Of course the challenge presented by the growing pile of as-yet untested books isn't limited to where they're going to live, and dinner menus this past week were significantly devoted to giving a few of the recipes a test flight, to see whether the books actually merited the bookshelf challenge anyway! The main publications under review were Moro (2), Richard Olney's Simple French Food, and The Chocolate Bible (Christine Macfadden's version, rather than The Chocolate Bible I've known and loved for many years by Christian Teubner).

From Moro, the highlight was definitely roast Skate Wing, closely followed by Lamb roast with Honey; Olney's contribution was a dish of Chicken with Fennel and Garlic, and something from his dessert section; and the Chocolate contributions were a Phyllo 'coil' of Chocolate with chopped dates and ground almonds, and some individual steamed Chocolate puddings with apple and Cranberries inside.

And the verdict? Moro got a definite and resounding thumbs-up. I like their style of cooking - in many instances the main ingredients are very little mucked around, and are cooked very simply, either baked or roast or grilled, and the interesting accents come from the addition of a well-flavoured sauce at the end. The Chocolate Bible got qualified approval - the recipes as they stand are a little too close to nursery food for my liking, but they provide an interesting basis from which to work thereafter. For instance, next time, I'll add some praline paste to the steamed puddings, to lift them to another level; and I'll adopt the chocolate-date-almond combination to be used in an entirely different way (the Phyllo 'coil' seemed deeply questionable as a presentation method - a kindly critique would say it looked like a worm cast; an unkind one might be rather more graphic....)

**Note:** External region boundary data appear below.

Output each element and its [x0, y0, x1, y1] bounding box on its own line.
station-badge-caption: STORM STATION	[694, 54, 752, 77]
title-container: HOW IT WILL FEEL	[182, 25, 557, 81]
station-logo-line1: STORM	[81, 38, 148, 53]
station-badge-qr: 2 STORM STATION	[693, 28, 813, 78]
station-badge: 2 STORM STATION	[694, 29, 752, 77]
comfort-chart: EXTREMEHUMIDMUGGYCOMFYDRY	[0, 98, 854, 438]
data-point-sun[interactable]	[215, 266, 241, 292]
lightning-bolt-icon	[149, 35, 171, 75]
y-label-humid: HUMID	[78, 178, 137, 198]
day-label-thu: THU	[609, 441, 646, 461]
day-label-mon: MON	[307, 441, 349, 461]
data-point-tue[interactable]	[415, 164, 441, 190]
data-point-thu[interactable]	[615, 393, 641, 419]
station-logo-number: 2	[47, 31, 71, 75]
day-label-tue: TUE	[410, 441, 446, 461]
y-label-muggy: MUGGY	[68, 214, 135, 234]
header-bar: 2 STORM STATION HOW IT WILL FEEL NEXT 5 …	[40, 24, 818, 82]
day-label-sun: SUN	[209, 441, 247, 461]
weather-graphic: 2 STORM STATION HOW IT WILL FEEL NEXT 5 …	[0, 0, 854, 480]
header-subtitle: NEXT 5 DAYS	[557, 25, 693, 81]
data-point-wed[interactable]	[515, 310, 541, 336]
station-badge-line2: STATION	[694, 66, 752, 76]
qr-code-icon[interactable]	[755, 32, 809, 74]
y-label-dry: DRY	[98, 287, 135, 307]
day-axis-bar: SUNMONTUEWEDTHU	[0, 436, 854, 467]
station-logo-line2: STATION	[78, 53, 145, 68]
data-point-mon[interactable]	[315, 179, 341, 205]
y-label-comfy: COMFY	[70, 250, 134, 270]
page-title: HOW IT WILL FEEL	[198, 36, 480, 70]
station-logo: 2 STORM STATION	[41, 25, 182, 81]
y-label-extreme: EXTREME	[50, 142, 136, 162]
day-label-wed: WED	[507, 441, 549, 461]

And Mr Olney? Well, there was a bit of a surprise. He's been on my hit-list for longer than I care to remember, and has been enthusiastically mentioned in passing over the years by many of the greats. I don't really know why it's taken me so long to get around to him......And, having now done so, I'm afraid the jury remains out. The Chicken dish - which read splendidly on the page - should have been great....but somehow wasn't. I excused it on the basis that the chicken was naturally rather flavourless. The dessert - Pudding Creme aux Pommes - was........odd. Bread pudding, with a layer of cooked apple over the top, effectively. Alright, if you like that sort of thing, I suppose. Frankly, I concluded, having looked through the rest of the rather slim dessert section, Mr Olney was not a desserts man.....So, I expect I'll give him another go...but maybe not just yet.....which perhaps speaks volumes.

Tonight's Dinner:

Tartes aux Moules (Pomiane version).

Pork Chops with Mustard Sauce, and Broccoli Puree.

Pommes Normande with Vanilla Ice Cream.


Joanna said...

Sorry to do this to you, when I know you're trying to get rid of cookery books, but on French country food, one of the best writers around is Geraldine Holt - intelligent, interesting, sense of history, sense of place, good complex recipes which translate into simple actions in the kitchen ... I've never understood why she isn't better known, because she's definitely one of the best British food writers. Then you could throw away the Olney.


Pomiane said...

I looked her up on Amazon after your previous comments about her - with not much luck (not readily available). I'd better try Abe, I guess.
Still not entirely convinced about Olney, since so many others have lauded him to the heavens. Definitely not feeling warm, perhaps I should go with my instincts.

Anonymous said...

I think, well actually I know, the lady's name is GeraldEne. There are copies on Amazon.